En 2012, l’assurance-chômage a financé des mesures du marché du travail à hauteur de 539 millions de francs. Leur but est de favoriser l’insertion des chercheurs d’emploi dont le placement sur le marché primaire s’avère difficile. Certaines d’entre elles visent à les former, d’autres à les occuper. Une étude récente analyse l’impact de ces mesures et signale les plus utiles.

De toutes les mesures étudiées, les programmes d’occupation – comme celui-ci qui concerne les jeunes chômeurs, à Burgdorf – sont ceux qui ont le plus grand impact. (Photo: Keystone)

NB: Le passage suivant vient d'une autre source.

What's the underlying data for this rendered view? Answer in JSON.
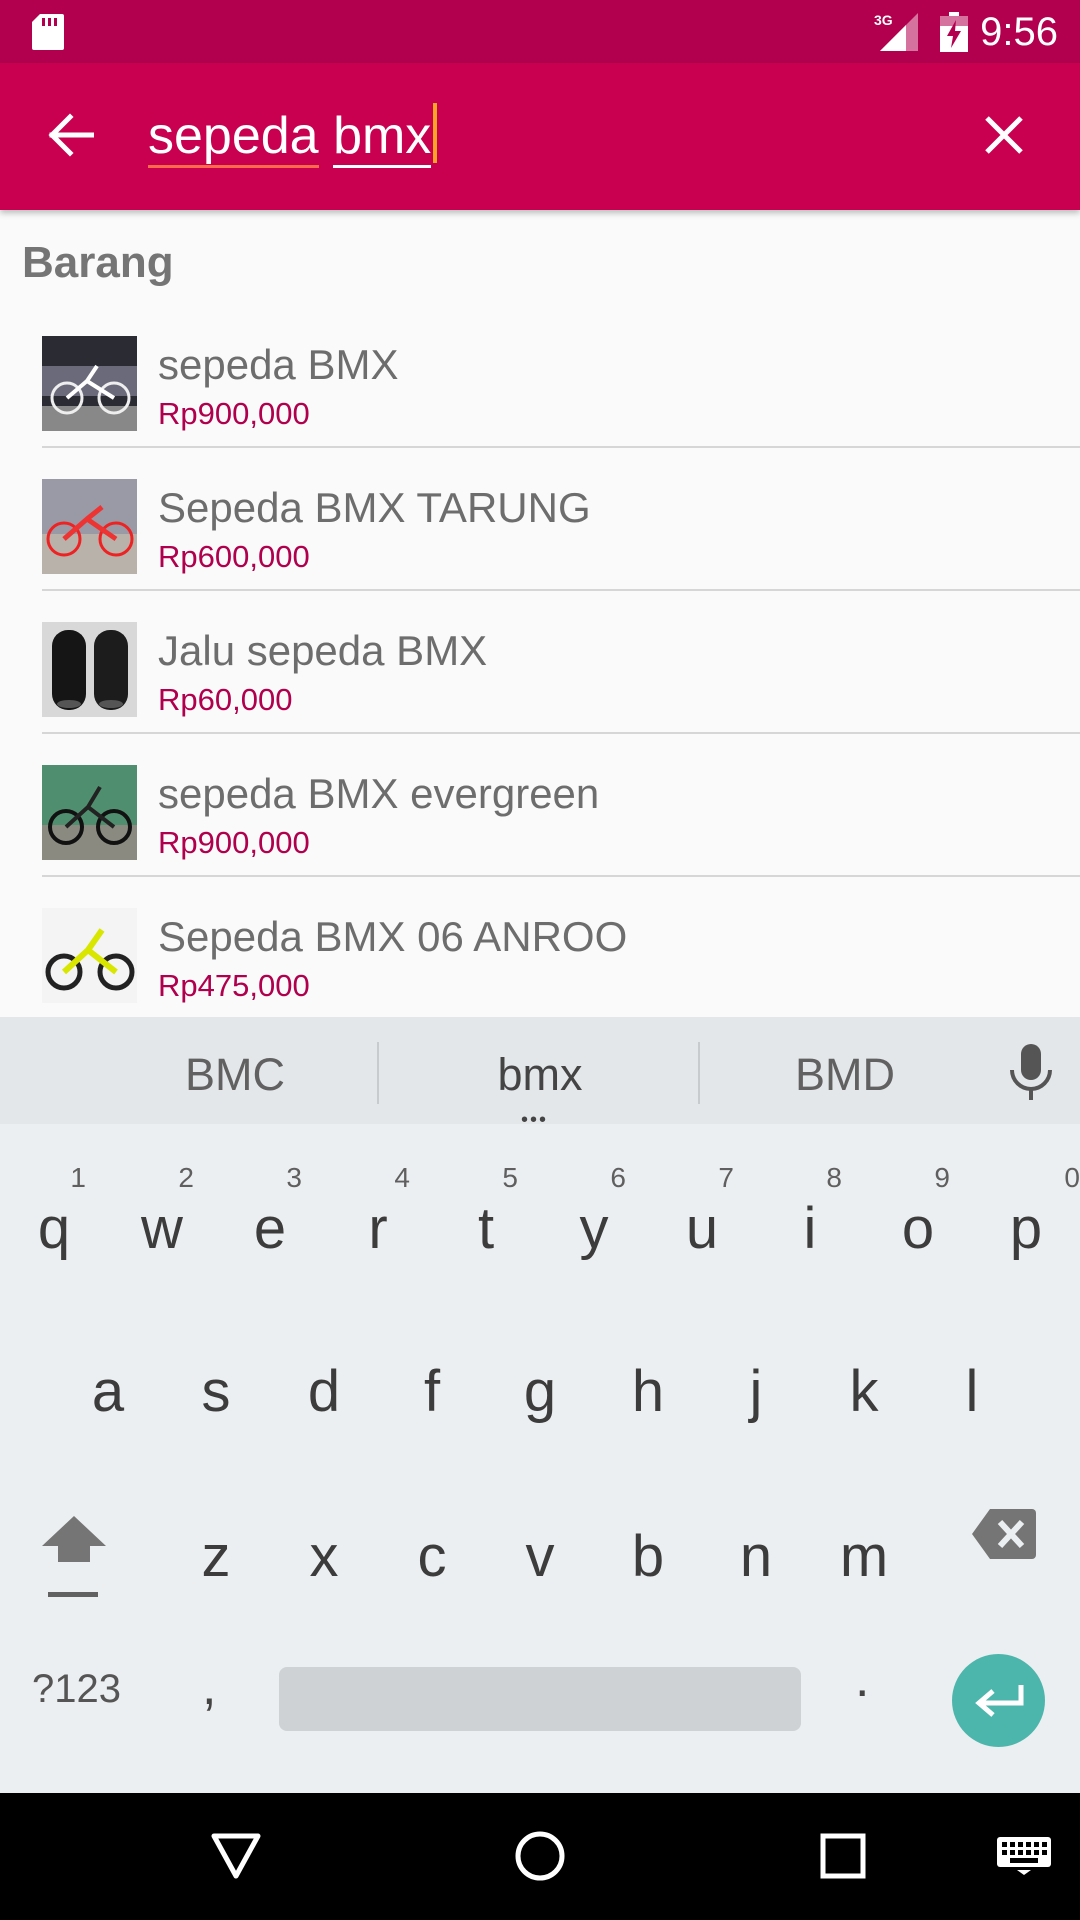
{
  "status_bar": {
    "time": "9:56",
    "network": "3G"
  },
  "search": {
    "query_word1": "sepeda",
    "query_word2": "bmx"
  },
  "results": {
    "section_title": "Barang",
    "items": [
      {
        "name": "sepeda BMX",
        "price": "Rp900,000"
      },
      {
        "name": "Sepeda BMX TARUNG",
        "price": "Rp600,000"
      },
      {
        "name": "Jalu sepeda BMX",
        "price": "Rp60,000"
      },
      {
        "name": "sepeda BMX evergreen",
        "price": "Rp900,000"
      },
      {
        "name": "Sepeda BMX 06 ANROO",
        "price": "Rp475,000"
      }
    ]
  },
  "keyboard": {
    "suggestions": [
      "BMC",
      "bmx",
      "BMD"
    ],
    "row1": [
      {
        "k": "q",
        "h": "1"
      },
      {
        "k": "w",
        "h": "2"
      },
      {
        "k": "e",
        "h": "3"
      },
      {
        "k": "r",
        "h": "4"
      },
      {
        "k": "t",
        "h": "5"
      },
      {
        "k": "y",
        "h": "6"
      },
      {
        "k": "u",
        "h": "7"
      },
      {
        "k": "i",
        "h": "8"
      },
      {
        "k": "o",
        "h": "9"
      },
      {
        "k": "p",
        "h": "0"
      }
    ],
    "row2": [
      "a",
      "s",
      "d",
      "f",
      "g",
      "h",
      "j",
      "k",
      "l"
    ],
    "row3": [
      "z",
      "x",
      "c",
      "v",
      "b",
      "n",
      "m"
    ],
    "symbols_label": "?123",
    "comma": ",",
    "period": "."
  },
  "colors": {
    "app_bar": "#c8004f",
    "status_bar": "#b2004f",
    "price": "#b0004d",
    "enter": "#4db6ac"
  }
}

Si l’on veut s’assurer que les mesures du marché du travail (MMT) sont efficaces, il faut en premier lieu analyser et contrôler systématiquement le besoin et l’impact de chacune d’elles, puis tenir compte des conclusions de cette étude pour préparer et réaliser les MMT.C’est pour déjouer ce piège que le troisième cycle d’évaluation de la politique active menée en faveur du marché de l’emploi, réalisé par le Secrétariat d’État à l’économie (Seco), a eu recours à une nouvelle méthodologie. Au lieu de comparer deux personnes (une ayant participé à la mesure et une autre non), l’évaluation a mis en regard la situation de la même personne avant et après la MMT. Pour cela, il faut pouvoir mesurer des indicateurs d’impact à plusieurs reprises.

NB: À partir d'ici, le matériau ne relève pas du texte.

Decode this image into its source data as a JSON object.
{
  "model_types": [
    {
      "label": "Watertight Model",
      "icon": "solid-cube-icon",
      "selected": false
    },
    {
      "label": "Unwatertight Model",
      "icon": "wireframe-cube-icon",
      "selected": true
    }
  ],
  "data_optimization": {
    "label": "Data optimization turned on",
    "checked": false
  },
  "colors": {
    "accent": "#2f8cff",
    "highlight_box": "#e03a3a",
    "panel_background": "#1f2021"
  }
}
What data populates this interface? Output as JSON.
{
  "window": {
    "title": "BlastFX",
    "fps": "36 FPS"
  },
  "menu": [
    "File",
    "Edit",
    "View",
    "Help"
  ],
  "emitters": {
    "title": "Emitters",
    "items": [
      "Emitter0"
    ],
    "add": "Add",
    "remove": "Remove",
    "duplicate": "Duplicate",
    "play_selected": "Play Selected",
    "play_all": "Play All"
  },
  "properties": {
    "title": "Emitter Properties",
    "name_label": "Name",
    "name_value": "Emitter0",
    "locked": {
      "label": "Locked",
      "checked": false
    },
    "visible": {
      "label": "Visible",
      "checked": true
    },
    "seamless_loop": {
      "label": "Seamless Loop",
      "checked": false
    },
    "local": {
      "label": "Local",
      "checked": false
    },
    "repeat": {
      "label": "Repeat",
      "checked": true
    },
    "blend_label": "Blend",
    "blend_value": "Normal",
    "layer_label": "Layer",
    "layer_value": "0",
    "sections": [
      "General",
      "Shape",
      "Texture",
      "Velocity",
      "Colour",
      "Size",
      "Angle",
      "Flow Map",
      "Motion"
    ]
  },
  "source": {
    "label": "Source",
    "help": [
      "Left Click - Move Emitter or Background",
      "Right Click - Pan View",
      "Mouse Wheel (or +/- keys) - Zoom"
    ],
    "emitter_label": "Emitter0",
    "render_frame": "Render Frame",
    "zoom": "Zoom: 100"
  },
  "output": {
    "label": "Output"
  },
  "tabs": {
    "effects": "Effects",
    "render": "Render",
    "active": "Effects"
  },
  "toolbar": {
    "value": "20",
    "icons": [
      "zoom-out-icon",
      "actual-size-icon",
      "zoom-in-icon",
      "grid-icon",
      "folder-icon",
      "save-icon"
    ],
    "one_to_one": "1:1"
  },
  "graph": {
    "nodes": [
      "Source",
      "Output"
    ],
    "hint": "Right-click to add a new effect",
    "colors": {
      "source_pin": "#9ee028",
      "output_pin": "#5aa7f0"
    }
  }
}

Trois indicateurs liés au comportement et au succès lors de la recherche d’emploi

Les auteurs de l’étude ont retenu trois indicateurs permettant d’observer un chercheur dans son comportement et lors de son succès (voir graphique 1):

  • la probabilité que la postulation aboutisse à un entretien d’embauche témoigne de la qualité des candidatures;
  • le nombre de postulations envoyées chaque mois indique la quantité;
  • le nombre d’entretiens d’embauche par mois combine les deux aspects, résumant ainsi l’impact de la MMT sur le succès de la recherche d’emploi.

L’étude innove dans la mesure où elle crée une nouvelle source de données: les chercheurs ont ainsi rassemblé une base de données exceptionnellement vaste sur le comportement des personnes à la recherche d’un emploi dans les cinq cantons concernés1, englobant 725 000 postulations. Celles-ci n’existaient auparavant que sur papier et provenaient principalement des formulaires que les chômeurs remplissent chaque mois (généralement à la main) en y consignant, leurs recherches d’emploi. Ces informations n’avaient encore jamais été exploitées à des fins scientifiques.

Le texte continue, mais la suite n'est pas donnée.